Applying audio-based similarity

Applications of audio-based similarity still seem rather rare nowadays. Once in a while a startup claims that they're using it for recommendations, but looking at their results might suggest that they are just using metadata instead (for example, see this example which Paul recently blogged about).

Anyway, here is an example where 100% pure audio-similarity is being used: FM4 soundpark. The feature launched today. For anyone who doesn't read German: soundpark is the number one place for new Austrian artists to expose themselves online. Soundpark has been around for ages. Long before Myspace or similar sites became popular. Soundpark has a devoted community and is well integrated into one of the most popular radio stations in Austria (the FM4 station which reaches out to younger demographics favoring alternative/indie music).

However, attention is usually only paid to new releases and old ones can get buried quickly. To help users navigate and find content researchers from the legendary OFAI (including Martin Gasser and Arthur Flexer) in collaboration with Gerhard Widmer's department of computational perception (including Dominik Schnitzer) have helped FM4 integrate audio-similarity into their system. There is a bit more information on OFAI's page here and some more information in German can be found on orf.at.

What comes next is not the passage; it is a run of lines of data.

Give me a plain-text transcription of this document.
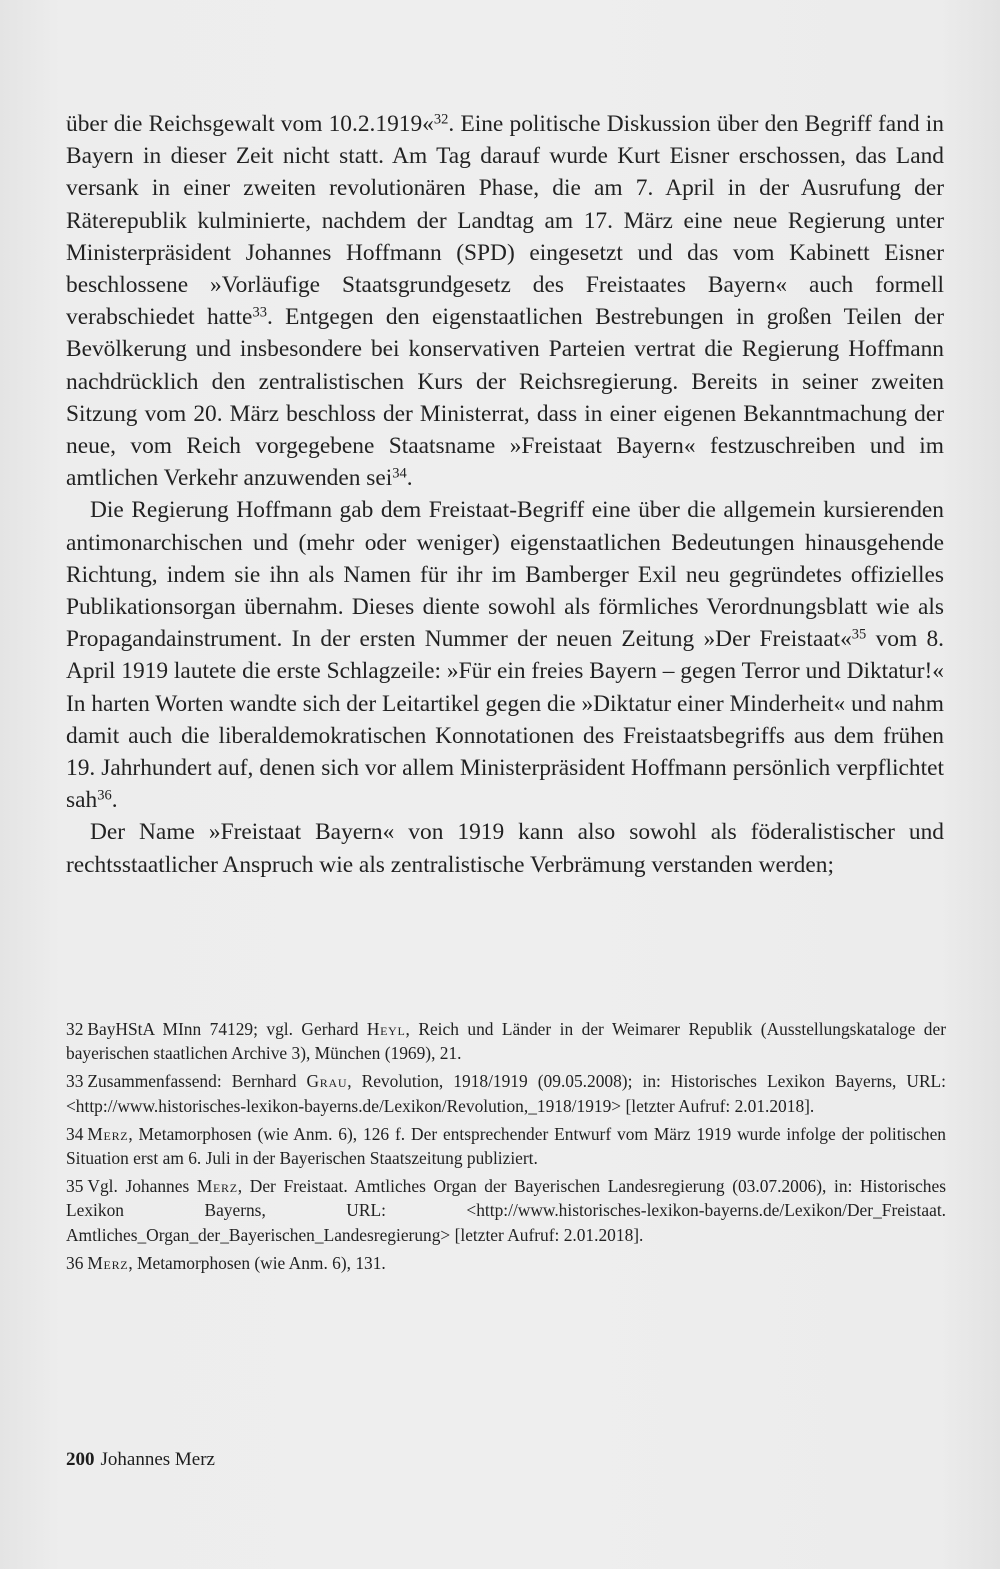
über die Reichsgewalt vom 10.2.1919«$^{32}$. Eine politische Diskussion über den Begriff fand in Bayern in dieser Zeit nicht statt. Am Tag darauf wurde Kurt Eisner erschossen, das Land versank in einer zweiten revolutionären Phase, die am 7. April in der Ausrufung der Räterepublik kulminierte, nachdem der Landtag am 17. März eine neue Regierung unter Ministerpräsident Johannes Hoffmann (SPD) eingesetzt und das vom Kabinett Eisner beschlossene »Vorläufige Staatsgrundgesetz des Freistaates Bayern« auch formell verabschiedet hatte$^{33}$. Entgegen den eigenstaatlichen Bestrebungen in großen Teilen der Bevölkerung und insbesondere bei konservativen Parteien vertrat die Regierung Hoffmann nachdrücklich den zentralistischen Kurs der Reichsregierung. Bereits in seiner zweiten Sitzung vom 20. März beschloss der Ministerrat, dass in einer eigenen Bekanntmachung der neue, vom Reich vorgegebene Staatsname »Freistaat Bayern« festzuschreiben und im amtlichen Verkehr anzuwenden sei$^{34}$.

Die Regierung Hoffmann gab dem Freistaat-Begriff eine über die allgemein kursierenden antimonarchischen und (mehr oder weniger) eigenstaatlichen Bedeutungen hinausgehende Richtung, indem sie ihn als Namen für ihr im Bamberger Exil neu gegründetes offizielles Publikationsorgan übernahm. Dieses diente sowohl als förmliches Verordnungsblatt wie als Propagandainstrument. In der ersten Nummer der neuen Zeitung »Der Freistaat«$^{35}$ vom 8. April 1919 lautete die erste Schlagzeile: »Für ein freies Bayern – gegen Terror und Diktatur!« In harten Worten wandte sich der Leitartikel gegen die »Diktatur einer Minderheit« und nahm damit auch die liberaldemokratischen Konnotationen des Freistaatsbegriffs aus dem frühen 19. Jahrhundert auf, denen sich vor allem Ministerpräsident Hoffmann persönlich verpflichtet sah$^{36}$.

Der Name »Freistaat Bayern« von 1919 kann also sowohl als föderalistischer und rechtsstaatlicher Anspruch wie als zentralistische Verbrämung verstanden werden;

32 BayHStA MInn 74129; vgl. Gerhard Heyl, Reich und Länder in der Weimarer Republik (Ausstellungskataloge der bayerischen staatlichen Archive 3), München (1969), 21.

33 Zusammenfassend: Bernhard Grau, Revolution, 1918/1919 (09.05.2008); in: Historisches Lexikon Bayerns, URL: <http://www.historisches-lexikon-bayerns.de/Lexikon/Revolution,_1918/1919> [letzter Aufruf: 2.01.2018].

34 Merz, Metamorphosen (wie Anm. 6), 126 f. Der entsprechender Entwurf vom März 1919 wurde infolge der politischen Situation erst am 6. Juli in der Bayerischen Staatszeitung publiziert.

35 Vgl. Johannes Merz, Der Freistaat. Amtliches Organ der Bayerischen Landesregierung (03.07.2006), in: Historisches Lexikon Bayerns, URL: <http://www.historisches-lexikon-bayerns.de/Lexikon/Der_Freistaat. Amtliches_Organ_der_Bayerischen_Landesregierung> [letzter Aufruf: 2.01.2018].

36 Merz, Metamorphosen (wie Anm. 6), 131.

200 Johannes Merz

To each song on Soundpark users will get 3 acoustically similar songs, and there seems to be a feature that allows creating a playlist by defining a starting and end song (but I haven't found that feature yet).

Soundpark hosts about 5000 artists with each a few tracks in average. (If I'm not mistaken they got about 8800 tracks.) They are constantly growing. According to the press releases they have a number of plans to add additional features to make it easier to navigate their content and discover interesting artists. Great news! Makes me especially happy knowing that it's former colleagues who are building this.


jeremy said...

Very cool! Any sense of how well it works?

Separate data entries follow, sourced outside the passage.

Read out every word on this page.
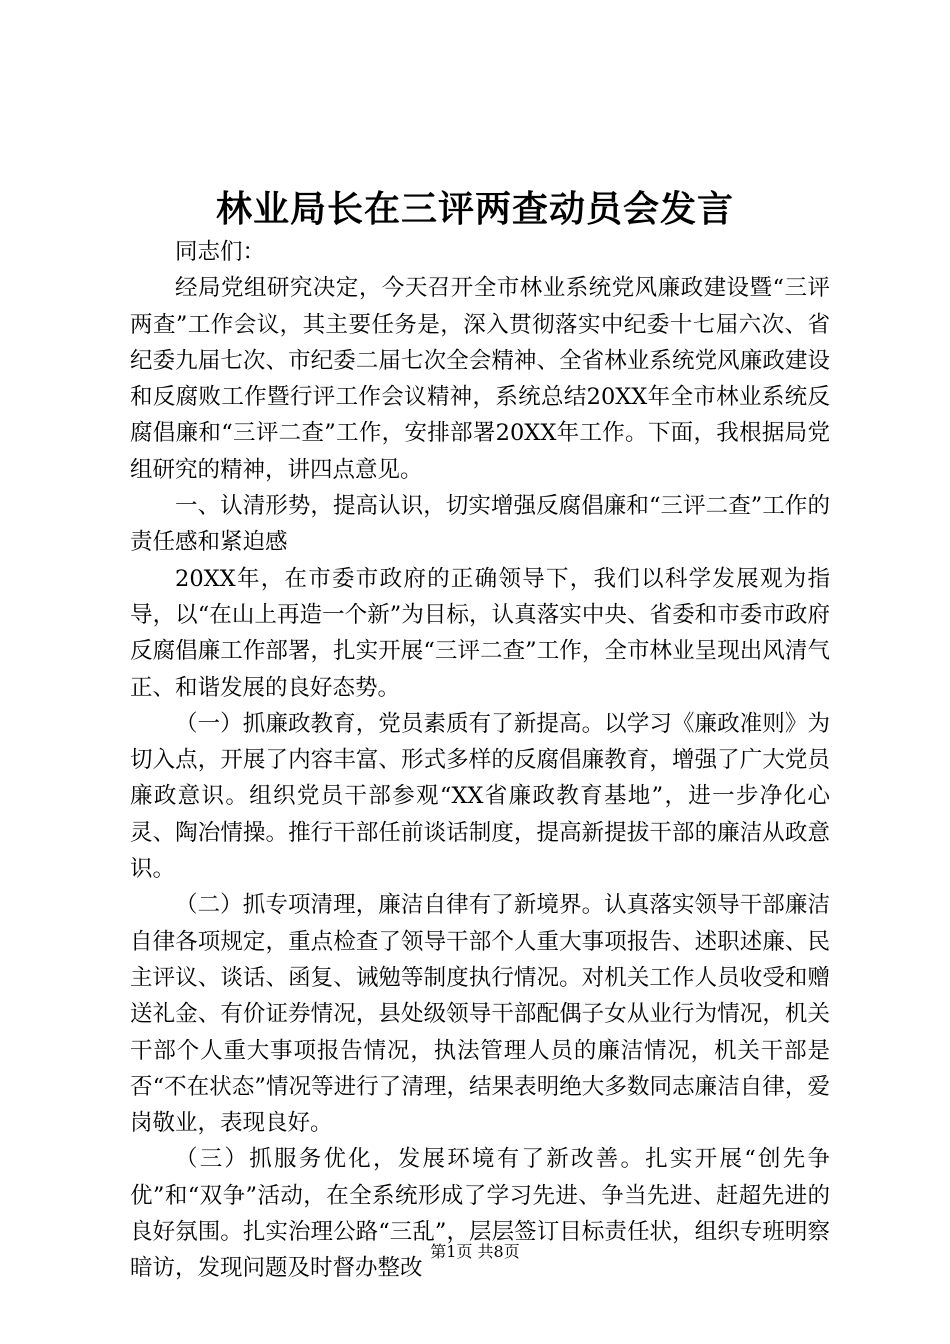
林业局长在三评两查动员会发言

同志们：

经局党组研究决定，今天召开全市林业系统党风廉政建设暨“三评两查”工作会议，其主要任务是，深入贯彻落实中纪委十七届六次、省纪委九届七次、市纪委二届七次全会精神、全省林业系统党风廉政建设和反腐败工作暨行评工作会议精神，系统总结20XX年全市林业系统反腐倡廉和“三评二查”工作，安排部署20XX年工作。下面，我根据局党组研究的精神，讲四点意见。

一、认清形势，提高认识，切实增强反腐倡廉和“三评二查”工作的责任感和紧迫感

20XX年，在市委市政府的正确领导下，我们以科学发展观为指导，以“在山上再造一个新”为目标，认真落实中央、省委和市委市政府反腐倡廉工作部署，扎实开展“三评二查”工作，全市林业呈现出风清气正、和谐发展的良好态势。

（一）抓廉政教育，党员素质有了新提高。以学习《廉政准则》为切入点，开展了内容丰富、形式多样的反腐倡廉教育，增强了广大党员廉政意识。组织党员干部参观“XX省廉政教育基地”，进一步净化心灵、陶冶情操。推行干部任前谈话制度，提高新提拔干部的廉洁从政意识。

（二）抓专项清理，廉洁自律有了新境界。认真落实领导干部廉洁自律各项规定，重点检查了领导干部个人重大事项报告、述职述廉、民主评议、谈话、函复、诫勉等制度执行情况。对机关工作人员收受和赠送礼金、有价证券情况，县处级领导干部配偶子女从业行为情况，机关干部个人重大事项报告情况，执法管理人员的廉洁情况，机关干部是否“不在状态”情况等进行了清理，结果表明绝大多数同志廉洁自律，爱岗敬业，表现良好。

（三）抓服务优化，发展环境有了新改善。扎实开展“创先争优”和“双争”活动，在全系统形成了学习先进、争当先进、赶超先进的良好氛围。扎实治理公路“三乱”，层层签订目标责任状，组织专班明察暗访，发现问题及时督办整改

第1页 共8页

And any idea what kind of acoustical similarities they are using? In my experience, there tend to be two different types of acoustically-motivated similarity: Raw audio acoustics, such as timbre and vocal signatures, and musicological acoustics, such as metric structure, rhythm, harmonies, etc.

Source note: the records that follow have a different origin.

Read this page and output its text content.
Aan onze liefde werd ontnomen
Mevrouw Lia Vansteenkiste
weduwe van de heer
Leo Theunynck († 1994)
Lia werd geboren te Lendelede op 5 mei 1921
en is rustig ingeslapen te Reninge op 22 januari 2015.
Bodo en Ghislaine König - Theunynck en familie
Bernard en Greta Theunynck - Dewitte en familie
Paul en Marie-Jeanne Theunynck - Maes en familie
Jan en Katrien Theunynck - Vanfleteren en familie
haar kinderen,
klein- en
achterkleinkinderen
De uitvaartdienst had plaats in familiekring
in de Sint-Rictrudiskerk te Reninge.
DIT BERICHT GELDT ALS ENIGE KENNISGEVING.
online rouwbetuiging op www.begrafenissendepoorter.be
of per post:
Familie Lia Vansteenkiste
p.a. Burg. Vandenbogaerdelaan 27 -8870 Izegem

Any idea which kind, or both, is being used?

Elias said...


I've only tried a few examples and the results seemed reasonable.

I don't know what exactly they use, but Martin said it's only timbre based and ignores tempo or rhythm information. I'm guessing it's similar in nature to last year's MIREX submission of Tim Pohle and Dominik Schnitzer for the similarity contest. They mention that it finds similarities beyond genre boarders.

At this url you can see 3 similar tracks it found to one of the songs from Wasabi Enterprise (an underrated Austrian guitar rock band).

The first one is from the same group, the other two (Seelenwaermer and Das Hawaii) are somewhat similar in sound.

Martin Gasser said...


currently we use timbre similarity based on MFCC statistics. However, we are thinking about improving the similarity measure by incorporating (a) other aspects of the audio signal (rhythm/tempo seems to be quite important for many Soundpark users) and (b) metadata and/or listening behavior.

It's well known that pure timbre based similarity conforms quite well with the notion of genre for some genres (i.e. HipHop, Metal), while it is more likely to fail for others (Jazz,...). We are curious about the Soundpark users' reception of this fact and how much importance they attach to the possibility of finding new music beyond genre borders (we assume that they will love it!). Results will be published.


P.S.: Elias, I think you mistyped the link to the underrated Austrian guitar rock band ;-)

jeremy said...

vuen dank, for the updates, Martin!